Un journaliste pris pour cible par l’ancien Premier ministre

Le journaliste Erik Valenčič, du service de télévision publique slovène, a été convoqué à une audition par un procureur mercredi 28 janvier 2015. Il a refusé de répondre aux questions pendant son interrogatoire. Il est accusé d’avoir divulgué des informations classifiées : en janvier 2014, il avait rendu public un rapport de Sova sur l’extrême droite slovène dans un documentaire télévisé. D’après le journaliste, le document, commandé à Sova par un comité parlementaire en septembre 2012, ne contenait pas d’informations vraiment sensibles. Le journaliste avait par ailleurs enlevé ou caché les informations qu’il considérait comme telles. Janez Jansa, président du gouvernement slovène jusqu’en 2013, a twitté à son sujet le mardi 27 janvier 2015, l’accusant d’être un “terroriste potentiel”. Le ministère des Affaires étrangères israélien, ainsi que la CIA et la sécurité des aéroports étaient taggés dans ce tweet, accompagné de trois photographies d’Erik Valenčič, récupérées dans ses archives personnelles. Une des photographies représente le journaliste avec une Kalasnikov en 2006, dans une chambre d’hôtel en Irak où il était alors correspondant de guerre. Un tweet qui vise clairement le journaliste et sa crédibilité, en plus de lui assurer des difficultés pour voyager à l’étranger dans le futur.

Les freins à la liberté de la presse

En 2008, le parti SDS de Jansa a fait prendre une direction autoritaire à la politique slovène, notamment en matière de liberté de la presse. Le nouveau code pénal slovène, voté au Parlement la même année, introduit des dispositions dangereuses pour la liberté d’information. Depuis cette date, plusieurs journalistes ont manifestement été utilisés par Sova et les acteurs politiques. Avant 2008, le code criminel comprenait un article sur la “divulgation d’informations classifiées”, qui autorisait la publication d’informations sensibles si elles étaient publiées afin de rendre public des irrégularités. Ce paragraphe, qui assurait une forme de protection aux journalistes, a été enlevé du code criminel en 2008. Il paraît aujourd’hui essentiel de réintroduire ce paragraphe dans le code pénal, et d’introduire une nouvelle disposition qui décriminaliserait les crimes dits d’honneur, toujours punis par la loi slovène. L’interconnexion entre grands magnats des médias et services secrets est un frein réel au journalisme d’investigation slovène. En 2012, l’ancien chef de Sova Sebastjan Selan est devenu administrateur de Marina Portorož, puis directeur de Terme Čatež en 2013, deux entreprises dont l’oligarque et homme d’affaire Bojan Petan est propriétaire.

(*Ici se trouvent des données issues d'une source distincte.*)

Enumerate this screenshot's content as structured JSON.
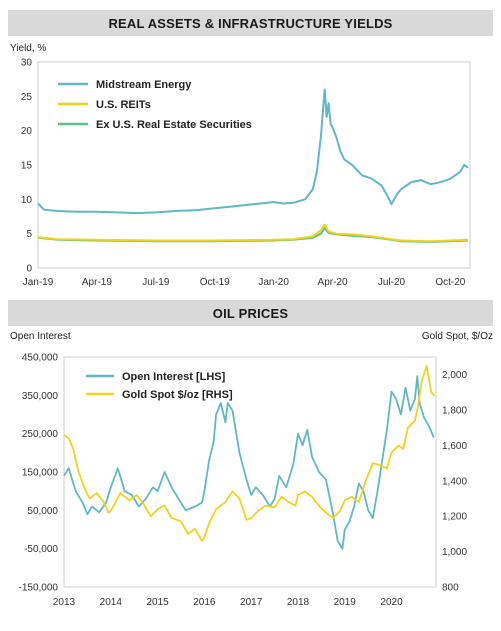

Ce dernier est poursuivi en justice pour “abus de position et abus de confiance dans le cadre d’activités commerciales”. Avec l’homme d’affaire et lobbyiste Franci Zavrl, il aurait détourné 26 millions d’euros et causé 54 millions d’euros de dommages aux entreprises Marina Portoroz et Terme Čatež, dont Selan est aussi l’administrateur. Bojan Petan est aussi le propriétaire du journal Dnevnik. Il fait l’objet d’une enquête des autorités bosniaques pour crime organisé et blanchiment de fonds. Dnevnik n’a pas couvert les poursuites visant son propriétaire et n’a pas parlé de l’enquête de police sur les allégations de crime organisé et de blanchiment d’argent portées contre Bojan Petan. Même lorsque les maisons de Franci Zavrl and Bojan Petan ont été fouillées, seul le nom de Zavrl a été cité sur le site internet de Dnevnik et dans ses articles. Petan a finalement été cité par le journal avec plusieurs heures de retard sur les autres médias. La Slovénie figure à la 35ème place sur 180 pays au Classement mondial de la liberté de la presse établi par Reporters sans frontières pour l’année 2015.